Metro‘s ‘Social Responsibility’? Not So Fast

metro_ny_050206.jpgEver since the two freebie dailies, Metro and amNY, showed up a couple of years ago, one fact has not been disputed: there’s a hell of a lot more newsprint lying in damp parcels on New York street corners, tumbling along on deserted subway platforms, and clothing the homeless. Thus, it was a pleasant notion to our eco-friendly conscience to read the headline on a press release in our inbox yesterday that noted Metro NY was rolling out a new recycling initiative.

Except it was another example of a press release trolling for the media’s eco-friendly heartstrings — and there’ve been plenty of those lately.

Rather than the hawkers in green pinneys handing out papers (or, beside them, perhaps) Metro North commuters in Grand Central will be instructed to hand in their used Metros to promoters dressed in orange, who will then take the crumpled papers (presumably with their half-completed crossword puzzles) and redistribute them to other disinterested Gothamites at lunchtime. Via the release:

Combined with feedback from readers and a sense of social responsibility, Metro has put a plan into action. Metro will aim to recycle 40,000 newspapers every month.
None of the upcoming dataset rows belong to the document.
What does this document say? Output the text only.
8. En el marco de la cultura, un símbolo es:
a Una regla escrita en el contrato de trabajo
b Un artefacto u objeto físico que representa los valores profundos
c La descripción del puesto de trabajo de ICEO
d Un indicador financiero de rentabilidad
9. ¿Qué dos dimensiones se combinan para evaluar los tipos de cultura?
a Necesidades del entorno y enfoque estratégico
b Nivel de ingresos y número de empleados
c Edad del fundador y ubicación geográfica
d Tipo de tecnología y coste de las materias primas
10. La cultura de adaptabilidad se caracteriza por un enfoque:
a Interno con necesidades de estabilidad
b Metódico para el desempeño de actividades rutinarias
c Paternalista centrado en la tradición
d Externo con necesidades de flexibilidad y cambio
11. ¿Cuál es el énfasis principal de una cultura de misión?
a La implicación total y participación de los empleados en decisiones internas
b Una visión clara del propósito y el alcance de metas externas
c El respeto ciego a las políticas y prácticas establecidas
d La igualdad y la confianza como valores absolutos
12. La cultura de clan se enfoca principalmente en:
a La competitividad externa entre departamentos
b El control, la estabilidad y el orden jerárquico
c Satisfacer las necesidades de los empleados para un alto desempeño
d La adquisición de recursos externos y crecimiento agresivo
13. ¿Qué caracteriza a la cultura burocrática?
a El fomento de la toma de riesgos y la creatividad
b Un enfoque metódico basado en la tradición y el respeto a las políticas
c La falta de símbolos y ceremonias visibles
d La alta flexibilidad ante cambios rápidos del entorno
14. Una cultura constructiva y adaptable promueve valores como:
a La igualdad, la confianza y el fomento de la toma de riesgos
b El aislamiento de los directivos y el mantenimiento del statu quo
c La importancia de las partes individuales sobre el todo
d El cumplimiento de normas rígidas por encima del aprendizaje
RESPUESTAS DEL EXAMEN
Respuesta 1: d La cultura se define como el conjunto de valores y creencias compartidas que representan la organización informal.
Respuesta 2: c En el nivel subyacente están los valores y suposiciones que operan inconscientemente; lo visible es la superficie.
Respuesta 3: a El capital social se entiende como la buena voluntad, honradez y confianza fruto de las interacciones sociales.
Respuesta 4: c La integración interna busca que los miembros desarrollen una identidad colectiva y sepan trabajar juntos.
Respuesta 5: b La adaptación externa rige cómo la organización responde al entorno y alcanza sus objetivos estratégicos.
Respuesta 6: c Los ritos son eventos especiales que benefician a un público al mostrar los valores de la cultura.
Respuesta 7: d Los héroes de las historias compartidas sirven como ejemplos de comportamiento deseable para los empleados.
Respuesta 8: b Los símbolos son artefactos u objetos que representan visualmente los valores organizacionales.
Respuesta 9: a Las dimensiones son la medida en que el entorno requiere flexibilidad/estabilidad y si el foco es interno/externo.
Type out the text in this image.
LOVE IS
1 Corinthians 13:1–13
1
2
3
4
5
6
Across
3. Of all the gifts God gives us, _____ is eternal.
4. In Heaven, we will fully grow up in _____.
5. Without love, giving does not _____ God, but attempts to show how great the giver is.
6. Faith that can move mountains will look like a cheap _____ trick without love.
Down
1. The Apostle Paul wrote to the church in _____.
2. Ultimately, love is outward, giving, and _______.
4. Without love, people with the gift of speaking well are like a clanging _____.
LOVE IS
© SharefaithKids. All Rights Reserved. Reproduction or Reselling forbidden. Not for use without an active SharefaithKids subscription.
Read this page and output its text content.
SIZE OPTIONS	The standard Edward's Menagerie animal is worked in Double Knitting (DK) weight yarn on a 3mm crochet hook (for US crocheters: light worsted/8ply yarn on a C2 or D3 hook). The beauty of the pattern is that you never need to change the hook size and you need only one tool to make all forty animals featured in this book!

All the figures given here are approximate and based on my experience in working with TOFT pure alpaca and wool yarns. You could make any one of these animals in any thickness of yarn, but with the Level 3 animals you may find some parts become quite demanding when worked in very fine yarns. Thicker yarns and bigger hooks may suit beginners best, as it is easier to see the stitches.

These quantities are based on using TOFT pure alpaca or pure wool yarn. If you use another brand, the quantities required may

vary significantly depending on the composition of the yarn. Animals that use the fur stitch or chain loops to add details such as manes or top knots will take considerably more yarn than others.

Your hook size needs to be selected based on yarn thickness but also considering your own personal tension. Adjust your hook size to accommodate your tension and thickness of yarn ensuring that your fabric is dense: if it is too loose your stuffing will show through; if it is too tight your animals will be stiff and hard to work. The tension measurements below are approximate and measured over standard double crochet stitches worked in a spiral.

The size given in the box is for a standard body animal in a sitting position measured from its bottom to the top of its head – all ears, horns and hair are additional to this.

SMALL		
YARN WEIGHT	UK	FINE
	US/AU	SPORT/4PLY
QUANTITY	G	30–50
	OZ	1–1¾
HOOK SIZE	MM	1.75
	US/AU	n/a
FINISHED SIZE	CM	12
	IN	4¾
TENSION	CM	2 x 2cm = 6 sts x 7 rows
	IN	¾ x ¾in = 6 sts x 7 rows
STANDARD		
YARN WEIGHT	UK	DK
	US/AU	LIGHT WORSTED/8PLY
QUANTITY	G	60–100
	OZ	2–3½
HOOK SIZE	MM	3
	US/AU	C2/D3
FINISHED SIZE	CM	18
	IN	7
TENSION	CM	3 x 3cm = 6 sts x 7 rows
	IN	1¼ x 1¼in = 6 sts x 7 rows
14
So let’s do the math. 40,000 “recycled” papers per month means roughly 2,000 per day. So of the 18.5 million issues Metro is prints each day worldwide, the company will be collecting and redistributing 0.0001 percent to people who have probably been reading the news all day on the Web anyway. And for this initiative they want to claim the title of “socially responsible paper.”

Funny, too, the release doesn’t mention whether Metro will be printing 40,000 fewer copies each month.

Metro launches newspaper recycling program in city [Metro]

The full release:


For Immediate Release
May 1, 2006
Metro New York launches a new recycling initiative

New York (May 1, 2006) — Metro New York is excited to announce a new Recycling Program that launched this morning at Grand Central Station. Metro is proud to be the first newspaper to roll out a program where Metro can share their civic responsibility with readers, help make recycling more available and work to keep New York clean.

Combined with feedback from readers and a sense of social responsibility, Metro has put a plan into action. Metro will aim to recycle 40,000 newspapers every month with the intention to grow the program throughout the year and open more stations throughout New York City. Metro NY has been able to bring global experiences to a local level and learn from their sister newspaper in Hong Kong who has grown a recycling initiative to 49 stations from 5 in just eighteen months.

The concept is simple. Readers are instructed that if Grand Central Terminal is the end of their commute, Metro promoters dressed in orange and encouraging readers to “Recycle your Metro” are ready to collect their paper. Papers collected in the morning will be cleaned and then redistributed during the lunchtime hours.

“This morning was a huge success and our readers really responded well to our initiative,” said Jeremy Bryant, Circulation Director, Metro New York. “We recycled 1,000 papers on day one which is very promising and received several phone calls and emails thanking us for taking this important step.”